The Havana based Casa de las Américas cultural institution, which welcomed him for long as president until his passing last year, has organized different tributes on the internet and the social media. According to a note by the institution, Retamar ... ‘left us essential texts on José Martí and on the cultural decolonization of our America and the entire South. He made Casa de las Américas magazine one of the most important in the Spanish-American world. ’
The entity reports that a specialized section under the name of Noventa Años con Roberto (Ninety years with Roberto) is available on the www.casadelasamericas.org website, where the unpublished works sent to a colloquium set to be held to mark the important event will be published, as well as the bibliography and the photo exhibition ‘Roberto in the House.’ In addition, beginning on June 9th at 10:00 a.m. Casa de las Américas Library, located on Line and G, in Vedado, will bear its name. ‘Roberto was the most faithful reader of this Library and the one who donated the most funds to it for more than 50 years. His first posthumous book, Alternativas de Ariel, is in the institution’s funds.’
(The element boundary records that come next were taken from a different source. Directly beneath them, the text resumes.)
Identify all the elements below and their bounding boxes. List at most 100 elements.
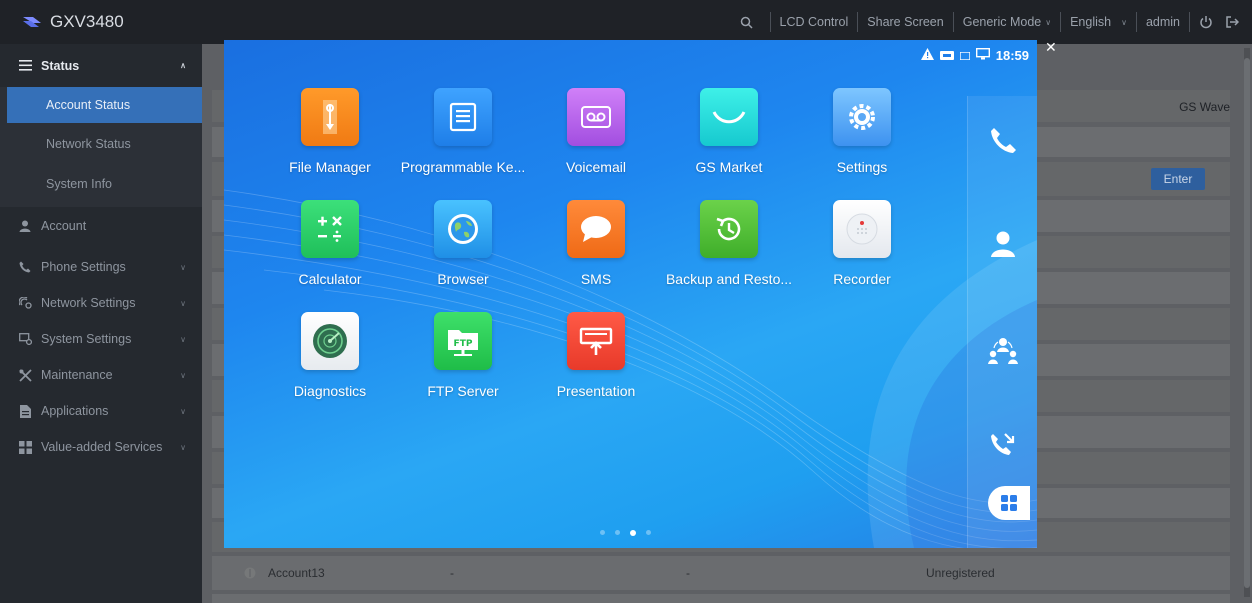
sidebar-item-status[interactable]: Status ∧ (0, 44, 202, 87)
app-recorder[interactable]: Recorder (787, 200, 937, 287)
logout-button[interactable] (1222, 15, 1242, 29)
divider (1189, 12, 1190, 32)
chevron-down-icon: ∨ (180, 262, 186, 272)
sidebar-item-label: Status (41, 58, 80, 73)
sidebar-item-maintenance[interactable]: Maintenance ∨ (0, 357, 202, 393)
page-dot[interactable] (646, 530, 651, 535)
sidebar-item-label: Applications (41, 404, 109, 418)
close-icon[interactable]: ✕ (1045, 40, 1057, 54)
sidebar-item-account-status[interactable]: Account Status (7, 87, 202, 123)
scrollbar-thumb[interactable] (1244, 58, 1250, 588)
system-settings-icon (17, 333, 33, 345)
app-voicemail[interactable]: Voicemail (521, 88, 671, 175)
sidebar: Status ∧ Account Status Network Status S… (0, 44, 202, 603)
monitor-icon (975, 47, 990, 63)
user-menu[interactable]: admin (1143, 15, 1183, 29)
enter-button[interactable]: Enter (1151, 168, 1205, 190)
sidebar-item-label: Phone Settings (41, 260, 126, 274)
app-programmable-keys[interactable]: Programmable Ke... (388, 88, 538, 175)
contacts-icon (991, 231, 1015, 257)
app-calculator[interactable]: Calculator (255, 200, 405, 287)
services-icon (17, 440, 33, 454)
app-name: GS Market (695, 159, 763, 175)
dock-contacts-button[interactable] (968, 230, 1037, 258)
sidebar-item-value-added-services[interactable]: Value-added Services ∨ (0, 429, 202, 465)
chevron-down-icon: ∨ (180, 334, 186, 344)
table-row (212, 594, 1230, 603)
account-status: Unregistered (926, 566, 995, 580)
app-settings[interactable]: Settings (787, 88, 937, 175)
presentation-icon (567, 312, 625, 370)
display-icon (959, 48, 971, 63)
chevron-up-icon: ∧ (180, 61, 186, 70)
lcd-control-link[interactable]: LCD Control (777, 15, 852, 29)
search-button[interactable] (737, 16, 756, 29)
app-ftp-server[interactable]: FTP FTP Server (388, 312, 538, 399)
sidebar-item-applications[interactable]: Applications ∨ (0, 393, 202, 429)
phone-call-icon (991, 128, 1016, 153)
page-indicator (600, 530, 651, 536)
page-dot[interactable] (600, 530, 605, 535)
ftp-badge-text: FTP (454, 339, 473, 349)
app-diagnostics[interactable]: Diagnostics (255, 312, 405, 399)
chevron-down-icon: ∨ (1045, 17, 1052, 27)
app-name: Backup and Resto... (665, 271, 793, 287)
app-drawer-button[interactable] (988, 486, 1030, 520)
app-name: Calculator (298, 271, 362, 287)
page-dot[interactable] (615, 530, 620, 535)
sidebar-item-label: System Settings (41, 332, 132, 346)
mode-dropdown[interactable]: Generic Mode ∨ (960, 15, 1054, 29)
app-name: Voicemail (566, 159, 626, 175)
screen-share-view[interactable]: 18:59 File Manager Programmable Ke... Vo… (224, 40, 1037, 548)
sidebar-item-phone-settings[interactable]: Phone Settings ∨ (0, 249, 202, 285)
scrollbar[interactable] (1244, 48, 1250, 597)
file-manager-icon (301, 88, 359, 146)
app-file-manager[interactable]: File Manager (255, 88, 405, 175)
app-name: Presentation (556, 383, 636, 399)
programmable-keys-icon (434, 88, 492, 146)
app-presentation[interactable]: Presentation (521, 312, 671, 399)
sidebar-item-network-settings[interactable]: Network Settings ∨ (0, 285, 202, 321)
recorder-icon (833, 200, 891, 258)
sidebar-item-system-info[interactable]: System Info (0, 166, 202, 202)
divider (1060, 12, 1062, 32)
sidebar-item-label: Value-added Services (41, 440, 163, 454)
sidebar-item-system-settings[interactable]: System Settings ∨ (0, 321, 202, 357)
chevron-down-icon: ∨ (180, 370, 186, 380)
power-button[interactable] (1196, 15, 1216, 29)
app-name: Settings (836, 159, 888, 175)
chevron-down-icon: ∨ (180, 406, 186, 416)
diagnostics-icon (301, 312, 359, 370)
search-icon (740, 16, 753, 29)
page-dot-active[interactable] (630, 530, 636, 536)
brand: GXV3480 (0, 12, 124, 32)
sidebar-item-label: Maintenance (41, 368, 113, 382)
sidebar-item-label: Account (41, 219, 87, 233)
app-gs-market[interactable]: GS Market (654, 88, 804, 175)
network-settings-icon (17, 297, 33, 309)
chevron-down-icon: ∨ (180, 298, 186, 308)
divider (1135, 12, 1137, 32)
app-backup-restore[interactable]: Backup and Resto... (654, 200, 804, 287)
share-screen-link[interactable]: Share Screen (864, 15, 946, 29)
app-browser[interactable]: Browser (388, 200, 538, 287)
person-icon (17, 220, 33, 232)
logout-icon (1226, 16, 1239, 28)
power-icon (1200, 16, 1212, 29)
ftp-server-icon: FTP (434, 312, 492, 370)
language-dropdown[interactable]: English ∨ (1067, 15, 1130, 29)
call-history-icon (991, 433, 1015, 455)
divider (857, 12, 859, 32)
app-name: Programmable Ke... (400, 159, 526, 175)
table-row: Account13 - - Unregistered (212, 556, 1230, 590)
account-icon (244, 566, 256, 583)
dock-phone-button[interactable] (968, 126, 1037, 154)
dock-conference-button[interactable] (968, 336, 1037, 366)
top-menu: LCD Control Share Screen Generic Mode ∨ … (737, 0, 1243, 44)
sidebar-item-network-status[interactable]: Network Status (0, 126, 202, 162)
dock-call-history-button[interactable] (968, 430, 1037, 458)
app-sms[interactable]: SMS (521, 200, 671, 287)
applications-icon (17, 404, 33, 418)
mode-label: Generic Mode (962, 15, 1042, 29)
sidebar-item-account[interactable]: Account (0, 208, 202, 244)
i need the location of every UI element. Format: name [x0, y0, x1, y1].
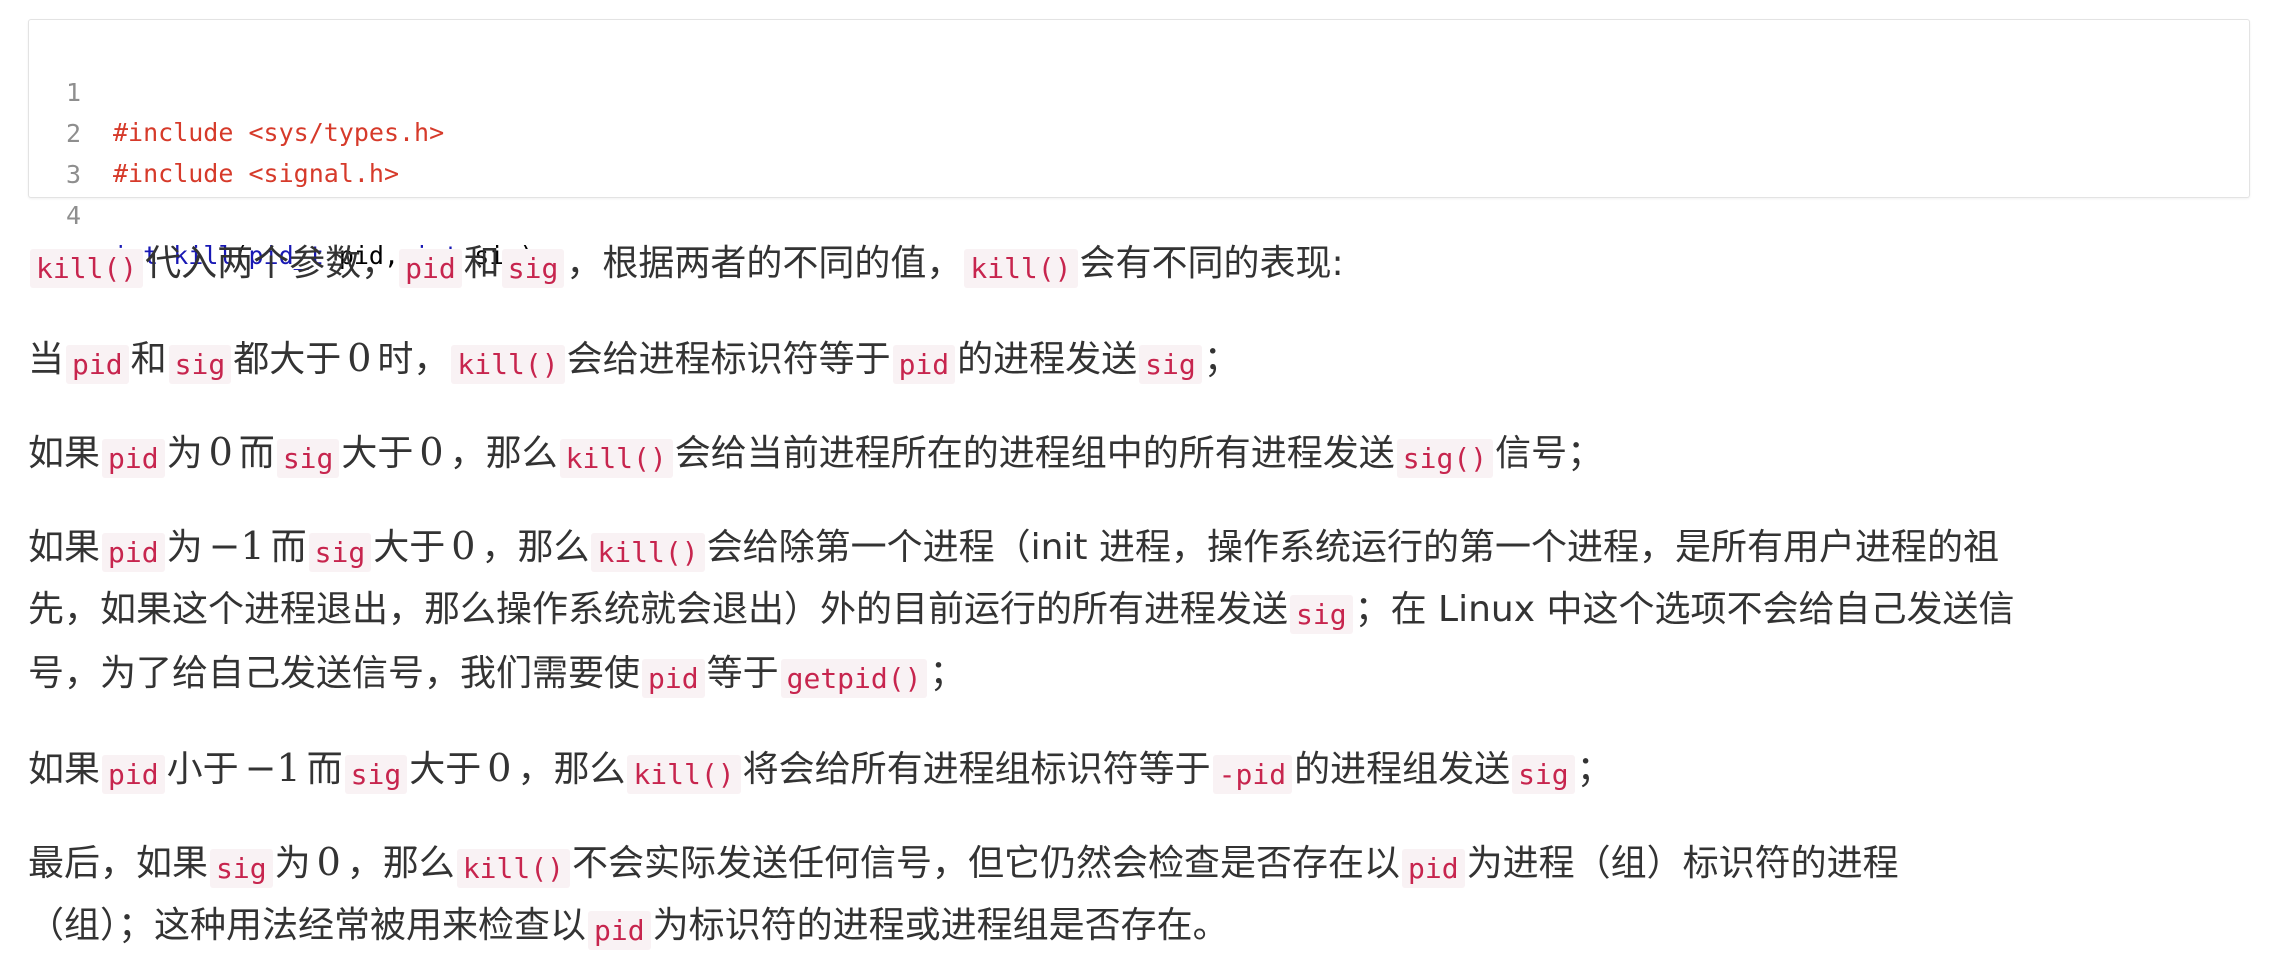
text-run: 小于: [166, 749, 239, 790]
inline-code: sig: [1290, 595, 1353, 634]
inline-code: pid: [642, 659, 705, 698]
text-run: 都大于: [233, 339, 342, 380]
text-run: 等于: [706, 653, 779, 694]
inline-code: pid: [66, 345, 129, 384]
inline-code: sig(): [1396, 439, 1494, 478]
text-run: 而: [306, 749, 343, 790]
text-run: 的进程组发送: [1294, 749, 1511, 790]
text-run: ；: [1576, 749, 1613, 790]
text-run: ，那么: [346, 843, 455, 884]
text-run: 会有不同的表现:: [1079, 243, 1344, 284]
paragraph-case-minus-one-line-3: 号，为了给自己发送信号，我们需要使 pid 等于 getpid()；: [28, 642, 2250, 708]
text-run: 为标识符的进程或进程组是否存在。: [652, 905, 1229, 946]
text-run: （组）；这种用法经常被用来检查以: [28, 905, 587, 946]
text-run: 代入两个参数，: [145, 243, 398, 284]
paragraph-case-zero-sig: 最后，如果 sig 为 0 ，那么 kill() 不会实际发送任何信号，但它仍然会检查是否存…: [28, 830, 2250, 898]
text-run: 最后，如果: [28, 843, 209, 884]
text-run: 会给进程标识符等于: [566, 339, 891, 380]
text-run: 而: [270, 527, 307, 568]
inline-code: pid: [588, 911, 651, 950]
text-run: 会给当前进程所在的进程组中的所有进程发送: [674, 433, 1395, 474]
text-run: 而: [238, 433, 275, 474]
inline-code: kill(): [559, 439, 673, 478]
text-run: 如果: [28, 749, 101, 790]
inline-code: sig: [276, 439, 340, 478]
code-line: 3: [29, 115, 2249, 189]
text-run: 号，为了给自己发送信号，我们需要使: [28, 653, 641, 694]
text-run: 为: [274, 843, 311, 884]
text-run: 信号；: [1495, 433, 1604, 474]
math-number: 0: [208, 430, 233, 474]
paragraph-case-minus-one-line-2: 先，如果这个进程退出，那么操作系统就会退出）外的目前运行的所有进程发送 sig ；在…: [28, 578, 2250, 644]
text-run: 大于: [409, 749, 482, 790]
text-run: 的进程发送: [957, 339, 1138, 380]
inline-code: kill(): [627, 755, 741, 794]
text-run: 为: [166, 433, 203, 474]
text-run: 将会给所有进程组标识符等于: [742, 749, 1211, 790]
paragraph-case-zero-pid: 如果 pid 为 0 而 sig 大于 0 ，那么 kill() 会给当前进程所在的进程组中的所有进…: [28, 420, 2250, 488]
inline-code: pid: [399, 249, 462, 288]
inline-code: kill(): [591, 533, 705, 572]
paragraph-case-minus-one: 如果 pid 为 −1 而 sig 大于 0 ，那么 kill() 会给除第一个进程（init 进程…: [28, 514, 2250, 582]
text-run: 不会实际发送任何信号，但它仍然会检查是否存在以: [571, 843, 1400, 884]
inline-code: pid: [1401, 849, 1465, 888]
code-block: 1 #include <sys/types.h> 2 #include <sig…: [28, 19, 2250, 270]
paragraph-intro: kill() 代入两个参数， pid 和 sig ，根据两者的不同的值， kill() 会有不…: [28, 232, 2250, 298]
code-line: 1 #include <sys/types.h>: [29, 33, 2249, 147]
text-run: 大于: [341, 433, 414, 474]
math-number: −1: [208, 524, 265, 568]
math-number: 0: [347, 336, 372, 380]
inline-code: sig: [210, 849, 273, 888]
math-number: 0: [451, 524, 476, 568]
text-run: 大于: [373, 527, 446, 568]
text-run: ，根据两者的不同的值，: [566, 243, 963, 284]
inline-code: sig: [1512, 755, 1575, 794]
paragraph-case-zero-sig-line-2: （组）；这种用法经常被用来检查以 pid 为标识符的进程或进程组是否存在。: [28, 894, 2250, 960]
text-run: 和: [463, 243, 500, 284]
inline-code: kill(): [964, 249, 1078, 288]
inline-code: kill(): [30, 249, 144, 288]
inline-code: pid: [102, 533, 165, 572]
text-run: 会给除第一个进程（init 进程，操作系统运行的第一个进程，是所有用户进程的祖: [706, 527, 1999, 568]
inline-code: pid: [892, 345, 956, 384]
code-line: 2 #include <signal.h>: [29, 74, 2249, 188]
text-run: ，那么: [481, 527, 590, 568]
code-line: 4 int kill(pid_t pid, int sig);: [29, 156, 2249, 270]
inline-code: -pid: [1212, 755, 1293, 794]
math-number: −1: [244, 746, 301, 790]
text-run: 为进程（组）标识符的进程: [1466, 843, 1899, 884]
text-run: 当: [28, 339, 65, 380]
inline-code: sig: [168, 345, 232, 384]
paragraph-case-positive: 当 pid 和 sig 都大于 0 时， kill() 会给进程标识符等于 pid 的进程发送 sig…: [28, 326, 2250, 394]
inline-code: sig: [501, 249, 565, 288]
inline-code: sig: [1139, 345, 1202, 384]
inline-code: sig: [308, 533, 372, 572]
math-number: 0: [316, 840, 341, 884]
text-run: 和: [130, 339, 167, 380]
math-number: 0: [487, 746, 512, 790]
text-run: ；在 Linux 中这个选项不会给自己发送信: [1354, 589, 2015, 630]
inline-code: pid: [102, 755, 165, 794]
text-run: ，那么: [517, 749, 626, 790]
text-run: 先，如果这个进程退出，那么操作系统就会退出）外的目前运行的所有进程发送: [28, 589, 1289, 630]
text-run: 如果: [28, 527, 101, 568]
math-number: 0: [419, 430, 444, 474]
text-run: ；: [1203, 339, 1240, 380]
text-run: 时，: [377, 339, 450, 380]
inline-code: getpid(): [780, 659, 928, 698]
line-number: 4: [65, 201, 81, 230]
text-run: 为: [166, 527, 203, 568]
inline-code: sig: [344, 755, 408, 794]
inline-code: pid: [102, 439, 165, 478]
inline-code: kill(): [451, 345, 565, 384]
inline-code: kill(): [456, 849, 570, 888]
paragraph-case-negative-pid: 如果 pid 小于 −1 而 sig 大于 0 ，那么 kill() 将会给所有进程组标识符等于 -p…: [28, 736, 2250, 804]
text-run: ；: [929, 653, 966, 694]
text-run: 如果: [28, 433, 101, 474]
text-run: ，那么: [449, 433, 558, 474]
The Center for Studies on Cuban National Hero José Marti (CEM) will also pay tribute on June 9 to the 90th anniversary of the birth of Fernández Retamar, who was the center’s cofounder-director and one of the intellectuals who best studied the work of José Martí. To mark the anniversary the updated Bibliography of Fernández Retamar will be available on the CEM portal (www.josemarti.cu). The Retamar works accessible on the social media through the portal cover from his first approaches to the National Hero’s work until his last contributions.
When almost all of his contemporaries lived in exile or could do nothing but feed off their own skepticism, not without reason Retamar wrote Patrias y Elegía as an anthem. He was a precursor of emancipation and decolonizing ideas, which had their highest expression in the now classic Caliban essay, from 1971, a defense of popular culture and its hegemonic values against a totally spurious concept of civilization.